I think it is important, as you have done, to interpret the relationships between the clauses that the author puts together in the same sentence.  The use of 'and' to join clauses on the same level is very weak, yet some languages almost require it (cf. e. g., Greek and particularly Hebrew).  We have in English a much used device called asyndeton.  This is the joining of elements without an overt conjunction.  Dickens has left out the adversative 'but' between contrasting clauses, and the conjunctive 'and' between the pairs of clauses.  He leaves it for the reader to supply these in thought if not in words.  You are right to think that this device has gone out of style, but it is nevertheless a very powerful one.  Often other meanings are implicit in a simple conjoining relationship.  Which is better?

Ring out the old, ring in the new,  
Ring out the false, ring in the true.   --Tennyson. 

One may ring out the old, and thereby ring in the new.  By this means one may ring out the false and thereby ring in the true . 

I think Tennyson knew what he was doing.  Though he is not trying to be more colloquial in expressing himself, the colloquial style requires the listener to apply himself to understand the speaker's statements more fully.  Not spelling out every relationship lets the reader participate in the writing.  

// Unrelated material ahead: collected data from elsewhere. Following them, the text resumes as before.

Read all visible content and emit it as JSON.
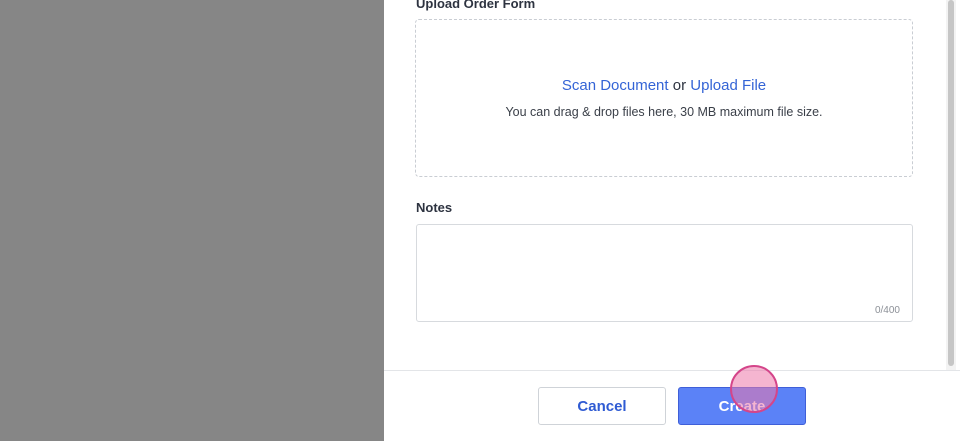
{
  "upload": {
    "label": "Upload Order Form",
    "scan_link": "Scan Document",
    "or_text": "or",
    "upload_link": "Upload File",
    "hint": "You can drag & drop files here, 30 MB maximum file size."
  },
  "notes": {
    "label": "Notes",
    "value": "",
    "counter": "0/400"
  },
  "footer": {
    "cancel_label": "Cancel",
    "create_label": "Create"
  },
  "colors": {
    "overlay": "#868686",
    "link": "#3464d6",
    "primary_button": "#5b82f7",
    "click_marker": "#d4458a"
  }
}
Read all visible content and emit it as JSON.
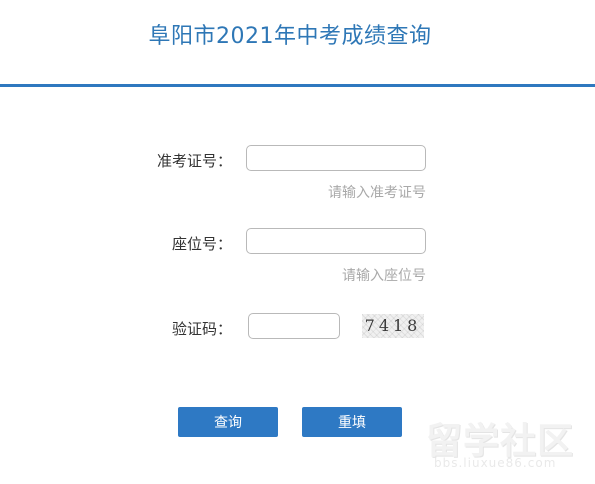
{
  "header": {
    "title": "阜阳市2021年中考成绩查询"
  },
  "form": {
    "exam_number": {
      "label": "准考证号：",
      "value": "",
      "hint": "请输入准考证号"
    },
    "seat_number": {
      "label": "座位号：",
      "value": "",
      "hint": "请输入座位号"
    },
    "verification_code": {
      "label": "验证码：",
      "value": "",
      "captcha_text": "7418"
    }
  },
  "buttons": {
    "query_label": "查询",
    "reset_label": "重填"
  },
  "watermark": {
    "text": "留学社区",
    "url": "bbs.liuxue86.com"
  },
  "colors": {
    "accent": "#2e78bf",
    "title": "#2e77b6",
    "button": "#2e79c4",
    "hint": "#a9a9a9"
  }
}
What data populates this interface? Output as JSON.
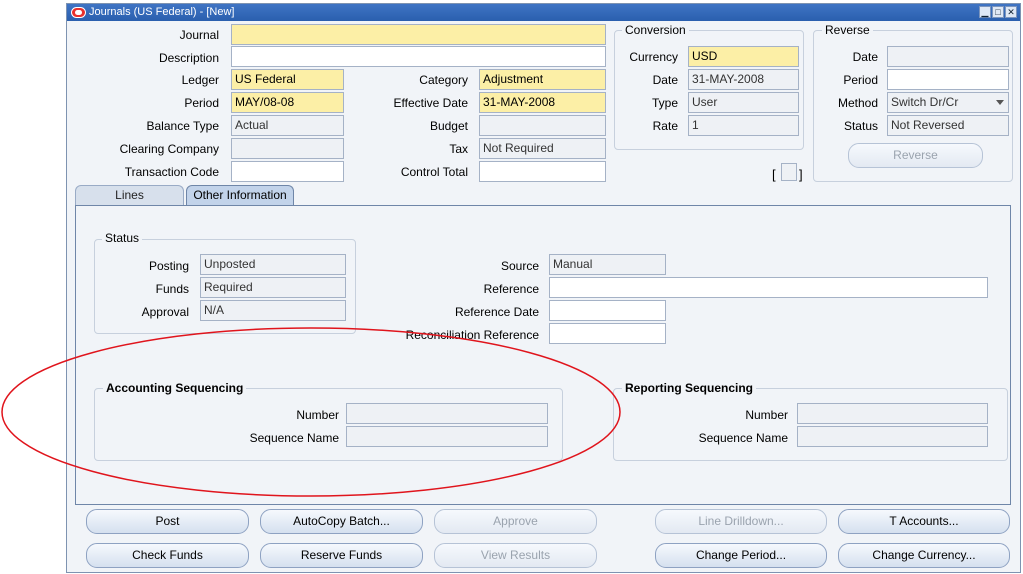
{
  "window": {
    "title": "Journals (US Federal) - [New]"
  },
  "header": {
    "journal_label": "Journal",
    "journal_value": "",
    "description_label": "Description",
    "description_value": "",
    "ledger_label": "Ledger",
    "ledger_value": "US Federal",
    "period_label": "Period",
    "period_value": "MAY/08-08",
    "balance_type_label": "Balance Type",
    "balance_type_value": "Actual",
    "clearing_company_label": "Clearing Company",
    "clearing_company_value": "",
    "transaction_code_label": "Transaction Code",
    "transaction_code_value": "",
    "category_label": "Category",
    "category_value": "Adjustment",
    "effective_date_label": "Effective Date",
    "effective_date_value": "31-MAY-2008",
    "budget_label": "Budget",
    "budget_value": "",
    "tax_label": "Tax",
    "tax_value": "Not Required",
    "control_total_label": "Control Total",
    "control_total_value": ""
  },
  "conversion": {
    "title": "Conversion",
    "currency_label": "Currency",
    "currency_value": "USD",
    "date_label": "Date",
    "date_value": "31-MAY-2008",
    "type_label": "Type",
    "type_value": "User",
    "rate_label": "Rate",
    "rate_value": "1"
  },
  "reverse": {
    "title": "Reverse",
    "date_label": "Date",
    "date_value": "",
    "period_label": "Period",
    "period_value": "",
    "method_label": "Method",
    "method_value": "Switch Dr/Cr",
    "status_label": "Status",
    "status_value": "Not Reversed",
    "reverse_button": "Reverse"
  },
  "tabs": {
    "lines": "Lines",
    "other_information": "Other Information"
  },
  "status_group": {
    "title": "Status",
    "posting_label": "Posting",
    "posting_value": "Unposted",
    "funds_label": "Funds",
    "funds_value": "Required",
    "approval_label": "Approval",
    "approval_value": "N/A"
  },
  "source_group": {
    "source_label": "Source",
    "source_value": "Manual",
    "reference_label": "Reference",
    "reference_value": "",
    "reference_date_label": "Reference Date",
    "reference_date_value": "",
    "reconciliation_reference_label": "Reconciliation Reference",
    "reconciliation_reference_value": ""
  },
  "accounting_sequencing": {
    "title": "Accounting Sequencing",
    "number_label": "Number",
    "number_value": "",
    "sequence_name_label": "Sequence Name",
    "sequence_name_value": ""
  },
  "reporting_sequencing": {
    "title": "Reporting Sequencing",
    "number_label": "Number",
    "number_value": "",
    "sequence_name_label": "Sequence Name",
    "sequence_name_value": ""
  },
  "buttons": {
    "post": "Post",
    "autocopy_batch": "AutoCopy Batch...",
    "approve": "Approve",
    "line_drilldown": "Line Drilldown...",
    "t_accounts": "T Accounts...",
    "check_funds": "Check Funds",
    "reserve_funds": "Reserve Funds",
    "view_results": "View Results",
    "change_period": "Change Period...",
    "change_currency": "Change Currency..."
  },
  "annotation": {
    "color": "#e0141c"
  },
  "colors": {
    "required_field": "#fcefa6",
    "title_bar": "#2a5fae"
  }
}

>>> [log in to unmask] 06/29/01 03:58PM >>>
Here's a poser for all:

The recent discussion regarding comma splices reminds me of an interesting
literary reference. In Dickens's _A Tale of Two Cities_, the opening
paragraph is punctuated as a single sentence with each item in the list of
antitheses separated by a comma. I wonder how all we would explain this to
the students who would raise (and, in my experience, HAVE raised) the
comment that it's a "run-on sentence." Would you say that all these items
are elements in a list? Wouldn't you want to separate each antithesis group
with end punctuation: "It was the best of times, it was the worst of times.
It was the age of wisdom, it was the age of foolishness." and so forth?

How would you explain the dash (is it an em-dash?) that separates the list
from the main sentence? What would each of you identify as the main subject
and predicate (I would probably say, "The core sentence of the whole
paragraph is 'authorities insisted', which is also one of the main thematic
elements of the story."). How, finally, would you deal with the inevitable
complaint that the paragraph is not a paragraph, but rather a sentence?

And then ... which one of us would be so rash as to correct Dickens?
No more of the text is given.